Question

A block $A$ of mass ${{m}_{1}}$ rests on a horizontal table. A light string connected to it passes over a frictionless pulley at the edge of the table and from its other end, another block B of mass ${{m}_{2}}$ is suspended. The coefficient of kinetic friction between the block and the table is $\mu_k$. When block A is sliding on the table, the tension in the string is:

Answer 1

Hint: Since the friction between block A and the table is not sufficient, the block B moves down due to its weight and pulls the block A which is connected by a string. If the block B moves down with acceleration $a$, then block A will also move horizontally with the same acceleration $a$.

Complete step by step solution:

Here is the diagram of the block-pulley system as mentioned in the question. Now we will analyze the forces acting on each block from their free body diagram.
Free body diagram of block A

Here we see that the tension in the string pulls the block A of mass ${{m}_{1}}$ with an acceleration a. However, since the block is in contact with the table, it tries to pull the block backward due to kinetic frictional force $f$ between the block and the table.
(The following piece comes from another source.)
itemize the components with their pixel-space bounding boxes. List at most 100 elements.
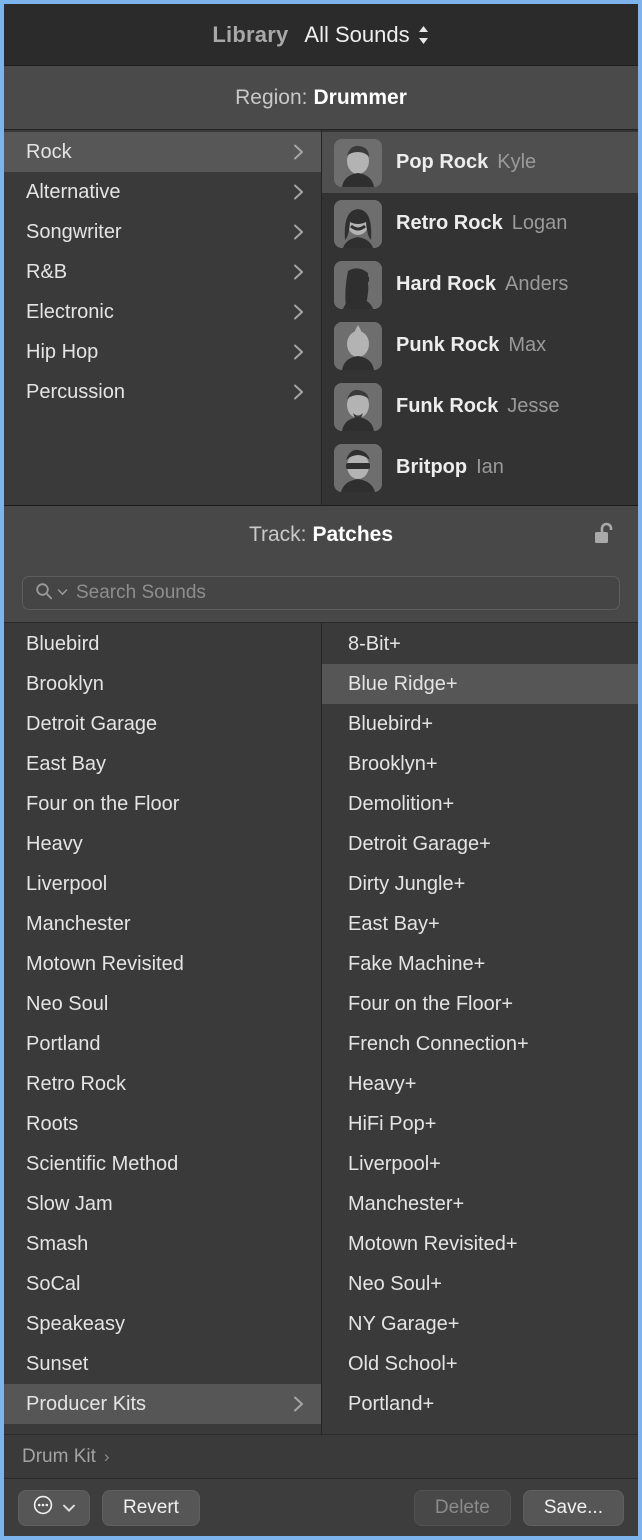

Therefore, if we balance the horizontal forces, we get
\[\begin{align}
 & T-f={{m}_{1}}a \\
 & T-{{\mu }_{k}}{{N}_{1}}={{m}_{1}}a \\
\end{align}\]
$\Rightarrow T-{{\mu }_{k}}{{m}_{1}}g={{m}_{1}}a$ ………. (1)
Here g is the acceleration due to gravity and ${{N}_{1}}$ is the normal reaction.
Free body diagram for block B

Here we see that block B of mass ${{m}_{2}}$ is pulled down by its weight with acceleration $a$ and the tension T in the string tries to pull the block upwards. Therefore, if we balance the vertical forces, we get
$\Rightarrow {{m}_{2}}g-T={{m}_{2}}a$ ………. (2)
Now adding equations 1 and 2 and solving for $a$, we get
\[\begin{align}
 & \Rightarrow {{m}_{2}}g-{{\mu }_{k}}{{m}_{1}}g={{m}_{1}}a+{{m}_{2}}a \\
 & \Rightarrow {{m}_{2}}g-{{\mu }_{k}}{{m}_{1}}g=({{m}_{1}}+{{m}_{2}})a \\
 & \Rightarrow a=\dfrac{({{m}_{2}}-{{\mu }_{k}}{{m}_{1}})g}{{{m}_{1}}+{{m}_{2}}} \\
\end{align}\]
Substituting the value of $a$ in Eq. 2 and solving for T, we get
\[\begin{align}
 & \Rightarrow {{m}_{2}}g-T={{m}_{2}}\dfrac{({{m}_{2}}-{{\mu }_{k}}{{m}_{1}})g}{{{m}_{1}}+{{m}_{2}}} \\
 & \Rightarrow T={{m}_{2}}g-{{m}_{2}}\dfrac{({{m}_{2}}-{{\mu }_{k}}{{m}_{1}})g}{{{m}_{1}}+{{m}_{2}}} \\ \end{align}\]
On simplifying the above equation, we get
\[\begin{align}
 & \Rightarrow T={{m}_{2}}g\left( 1-\dfrac{({{m}_{2}}-{{\mu }_{k}}{{m}_{1}})}{{{m}_{1}}+{{m}_{2}}} \right) \\
 & \Rightarrow T={{m}_{2}}g\left( \dfrac{{{m}_{1}}+{{m}_{2}}-{{m}_{2}}+{{\mu }_{k}}{{m}_{1}}}{{{m}_{1}}+{{m}_{2}}} \right) \\ \end{align}\]
On further simplification, we get
\[\begin{align}
 & \Rightarrow T={{m}_{2}}g\left( \dfrac{{{m}_{1}}+{{\mu }_{k}}{{m}_{1}}}{{{m}_{1}}+{{m}_{2}}} \right) \\
 & \Rightarrow T=\dfrac{{{m}_{1}}{{m}_{2}}(1+{{\mu }_{k}})g}{{{m}_{1}}+{{m}_{2}}} \\
\end{align}\]

$\therefore$ The tension in the string when the block A is sliding is \[T=\dfrac{{{m}_{1}}{{m}_{2}}(1+{{\mu }_{k}})g}{{{m}_{1}}+{{m}_{2}}}\].

Note:
Suppose in this case, if the friction between block A and the table would have been sufficient to prevent the sliding of block A. In that case, there would be no motion by either block (i.e. $a=0$), and in the equations, the coefficient of kinetic friction $\mu_k$ would be replaced by the coefficient of static friction $\mu_s$.